620. The study of handwriting in court frequently calls for a great deal of expert testimony on either side, and is often the cause of most puzzling and contradictory statements by the various experts. And it is easy to see why this should be so, when one considers that a person's handwriting is forever varying and changing, being as much subject to the moods of the person as the weather vane is to the gusts of the wind.

621. In Every Handwriting Certain Distinct Features Will Continually Appear - The Dotting Of The I, The Crossing Of The T, The Peculiar Formation Of The R, Etc

In Every Handwriting Certain Distinct Features Will Continually Appear - The Dotting Of The I, The Crossing Of The T, The Peculiar Formation Of The R, Etc. but aside from these features, which sometimes only an expert in chirography can distinguish, the average handwriting will vary according to whether the writer is in a hurry or at leisure, whether in tempestuous mood or at ease with himself and the world. Is it any wonder, then, that even experts will disagree, each swearing to his own belief, or his own method of deciphering the writing in question?

622. The usual plan adopted in court, with signatures and all other handwriting, is to make enlargements, in which the various characteristics can be more clearly shown. Such enlargements should be made on transparency plates, for various reasons, more particularly because on a transparency plate an exact reproduction of the original can be procured, without elongation or stretching of the letters in any direction; whereas when paper is employed for the reproduction there is a certain amount of stretching, either in one direction or the other, often sufficient to entirely invalidate the value of the reproduction.

623. Then, again, where it is a question of comparing specimens of the same handwriting with each other, the transparency reproductions can all be brought down to the same scale, and then being mounted one on top of the other will give greater opportunities for comparison than if laid side by side, as would be necessary in the case of paper prints. The eye is easily optically deceived, and in glancing from one sheet of paper to another can easily go astray; but this is impossible, of course, where two specimens of handwriting are superimposed on transparency plates, both specimens being visible to the eye at one and the same time.

624. Making Negatives Of Handwriting For Enlargements

Making Negatives Of Handwriting For Enlargements. Where entire letters are to be copied for enlargements, for use as evidence, they should be reduced in size, say, one-half. This will give you accurate lines to the edge. If negatives were made the exact size of a letter, unless great care was exercised and a corrected lens employed, you would be likely to produce a slight curve in the copy, which would show slightly in the negative, yet would become quite evident in the enlargement. By making the negative a reduced size all lines can be made true, and enlargements from such negatives will be accurate.

625. When making negatives of a signature, special care must be exercised, and the signature on the negative should not be any larger than the original, and as two signatures are generally photographed - the genuine signature with that which is considered a forgery - both should be photographed from the same distance.

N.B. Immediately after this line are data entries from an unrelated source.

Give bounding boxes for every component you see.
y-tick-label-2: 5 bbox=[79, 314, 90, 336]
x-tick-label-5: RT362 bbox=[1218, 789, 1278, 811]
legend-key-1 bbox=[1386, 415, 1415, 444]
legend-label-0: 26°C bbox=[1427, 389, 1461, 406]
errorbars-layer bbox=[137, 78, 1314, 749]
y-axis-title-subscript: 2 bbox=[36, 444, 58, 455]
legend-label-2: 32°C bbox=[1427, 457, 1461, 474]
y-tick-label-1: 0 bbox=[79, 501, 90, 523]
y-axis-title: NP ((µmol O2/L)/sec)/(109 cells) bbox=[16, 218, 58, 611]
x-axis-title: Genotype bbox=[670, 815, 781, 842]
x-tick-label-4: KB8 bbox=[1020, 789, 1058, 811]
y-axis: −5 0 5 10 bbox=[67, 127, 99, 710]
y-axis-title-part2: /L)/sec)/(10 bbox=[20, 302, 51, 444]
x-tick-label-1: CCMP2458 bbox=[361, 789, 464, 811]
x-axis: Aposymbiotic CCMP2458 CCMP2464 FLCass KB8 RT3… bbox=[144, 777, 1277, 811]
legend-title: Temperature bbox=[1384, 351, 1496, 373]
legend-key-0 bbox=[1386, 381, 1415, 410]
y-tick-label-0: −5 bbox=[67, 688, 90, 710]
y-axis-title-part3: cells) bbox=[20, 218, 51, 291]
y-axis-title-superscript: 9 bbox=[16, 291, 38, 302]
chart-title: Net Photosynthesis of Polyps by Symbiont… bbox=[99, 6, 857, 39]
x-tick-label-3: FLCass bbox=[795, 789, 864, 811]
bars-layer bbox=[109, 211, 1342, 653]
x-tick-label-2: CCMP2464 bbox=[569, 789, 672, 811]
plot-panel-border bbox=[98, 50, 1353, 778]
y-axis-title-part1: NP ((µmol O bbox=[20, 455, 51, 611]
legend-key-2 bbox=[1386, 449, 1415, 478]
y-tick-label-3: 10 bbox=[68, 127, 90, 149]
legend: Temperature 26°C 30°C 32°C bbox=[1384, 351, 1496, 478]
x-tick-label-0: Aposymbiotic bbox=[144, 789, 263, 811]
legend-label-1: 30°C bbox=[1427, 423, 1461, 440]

626. For example: After making a negative of the genuine signature, leave the camera in exactly the same position and replace the genuine signature with the forgery, placing it in exactly the same place, and then make a negative of it. In this way you will be photographing at exactly the same distance from both, and for convenience a contact transparency may be made of each, first marking each negative so as to be able to distinguish one from the other. With transparencies the original size, they may be mounted together, so that they register over each other. This method is only recommended where the forgery-appears easily perceptible.

627. For critical work, enlargements must be made from the negative, and while prints are usually made on bromide paper, yet this method is not so satisfactory as the making of enlarged transparencies. For instruction for negative and transparency enlarging, see Volume V.

628. When it is suspected that the signature is traced over another, by adjusting the two enlarged transparencies, one over the other, this will be very easily detected. If they are not copied by tracing, or if a free hand attempt at writing the name is made, then each letter must be studied carefully, and by superimposing one transparency over the other the detection can be made.